As a kid I was horrendously, agonizingly introverted. It wasn’t until I got involved with LARPing – no joke – that I learned how to express myself externally and set aside silly concepts like “shame” and “embarrassment”. At some point during my senior year of high-school, the combination of having a job at a TV station and running around the woods hitting people with foam-padded sticks flipped a switch in my brain, and the little introverted bag of nerves that I’d been turned into a loudmouthed, abrasive, alpha-personality.
Over the years, being relatively extroverted has served me well; much better than introverted ever did. If nothing else, I learned to speak my mind, which alone has opened up a host of opportunities over the last two decades. My devil-may-care personality leveled up my flagging (at the time) self-confidence, and gave me the guts to pursue paths, both social and professional, that “the old me” likely never would’ve chased.
It earned me my marriage.
It made me a writer.
It has, perhaps inevitably, led me to be blindsided by a weakness I didn’t think I’d encounter.
Writers talk a lot about things like writer’s block and depression and distraction. About the need to overcome crippling self-doubt to make a run at writing for a living. When I started writing, these concepts were ephemeral things, ghostly apparitions at the edges of my consciousness that I cavalierly ignored, confident that I would be somehow immune to doubt’s paralyzing effects or, ideally, be able to simply power through them.
I still don’t believe in the traditional definition of writer’s block; this crushing inability to put words to paper, characterized as some outside force pressing in upon the besieged author. I’ve learned, however – and this might not be news to a lot of people – what writer’s block actually is: it’s not the inability to generate and record ideas, it’s the inability to set aside critical judgement of one’s own work in order to put words down, because they don’t live up to our self-imposed expectations.

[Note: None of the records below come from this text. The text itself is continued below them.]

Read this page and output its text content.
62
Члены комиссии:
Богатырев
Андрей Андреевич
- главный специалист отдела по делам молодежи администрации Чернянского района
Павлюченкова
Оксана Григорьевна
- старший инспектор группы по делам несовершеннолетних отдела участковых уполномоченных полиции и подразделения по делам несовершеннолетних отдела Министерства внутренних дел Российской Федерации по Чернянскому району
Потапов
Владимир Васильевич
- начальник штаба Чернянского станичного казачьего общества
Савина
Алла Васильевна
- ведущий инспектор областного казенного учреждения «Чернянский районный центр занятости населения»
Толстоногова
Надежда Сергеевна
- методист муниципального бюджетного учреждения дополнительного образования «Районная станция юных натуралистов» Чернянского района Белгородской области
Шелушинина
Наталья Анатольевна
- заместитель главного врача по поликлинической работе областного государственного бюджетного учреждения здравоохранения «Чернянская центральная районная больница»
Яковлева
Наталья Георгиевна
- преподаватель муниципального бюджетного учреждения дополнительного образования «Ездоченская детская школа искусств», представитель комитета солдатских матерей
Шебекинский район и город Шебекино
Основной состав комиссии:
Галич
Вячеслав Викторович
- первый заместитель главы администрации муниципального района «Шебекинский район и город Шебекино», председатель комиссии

Is that what’s happening to me, right now? I’m not sure. I do know that, regardless of the underlying reason I’m having trouble putting words to paper, the inactivity snowballs fast. I’ve been surprised at how insidious inactivity can be, and how it cascades into fear, depression, and even self-loathing. I sit in front of my computer and stare at the screen, and don’t write. I feel like shit for not writing. Which, in alpha-land, should kick me into gear and get me busting-ass on putting words to page when, in fact, it has the opposite effect.
Instead it sets me looking for distraction rather than fulfillment (or maybe fulfillment in distraction?). I look for those little things that provide the endorphin- rush of short-term gratification – crafting frivolous things (I’ve gotten into building custom inserts for board game boxes, of all things), posting to social media and waiting for Faves or Retweets or Shares or some such bullshit, reading articles on craft that just rehash the shit I already know and indulge my confirmation bias. Even doing housework – something I need to do anyway – has become a substitute for sitting at a computer and hammering away at the keys.
The worst part is that, intellectually, I know all I need to do to make it right is, well, write. While I don’t get the same short-term rush from writing a thousand words as I do from finishing a chore or interacting on social media, it’s a much deeper satisfaction that spirals upward into happiness and fulfillment and, above all, a completed project.
But it’s so much harder.
There is a kernel of doubt at the core of all of this. Like every other author, I worry that I will fail to live up to my readers’ expectations, and over time simply go gentle into the night. But that self-doubt is merely the falling chunk of ice that starts the avalanche – it’s really the disappointment that’s paralyzing. When I don’t write, I feel like shit. When I feel like shit, it’s hard to write. I’m disappointed in myself for not writing, which makes me feel like more shit. When I feel shittier, it’s harder to write. As that weight comes bearing down I go from opening the file and not writing to not even opening the file at all to not even opening my laptop for fear that I might find myself staring at the file and tapping keys.
And that’s something Alpha Me never expected to encounter. I strode into writing like an overconfident general, blithely dismissive of the struggles that other writers not only encounter, but told me about ahead of time. Not me; oh surely not me. These are not the trappings of confidence! And yet I sit in front of my computer, not typing, and have learned the hard way the paralyzing effect not of self-doubt – but of self-disappointment.
Why am I writing this? Probably because putting any words down at all is better than putting down nothing. In the hope, perhaps, that writing it down will, like all of my other ideas, get it out of my system and put me back on track. Because, at this point, I need to power through.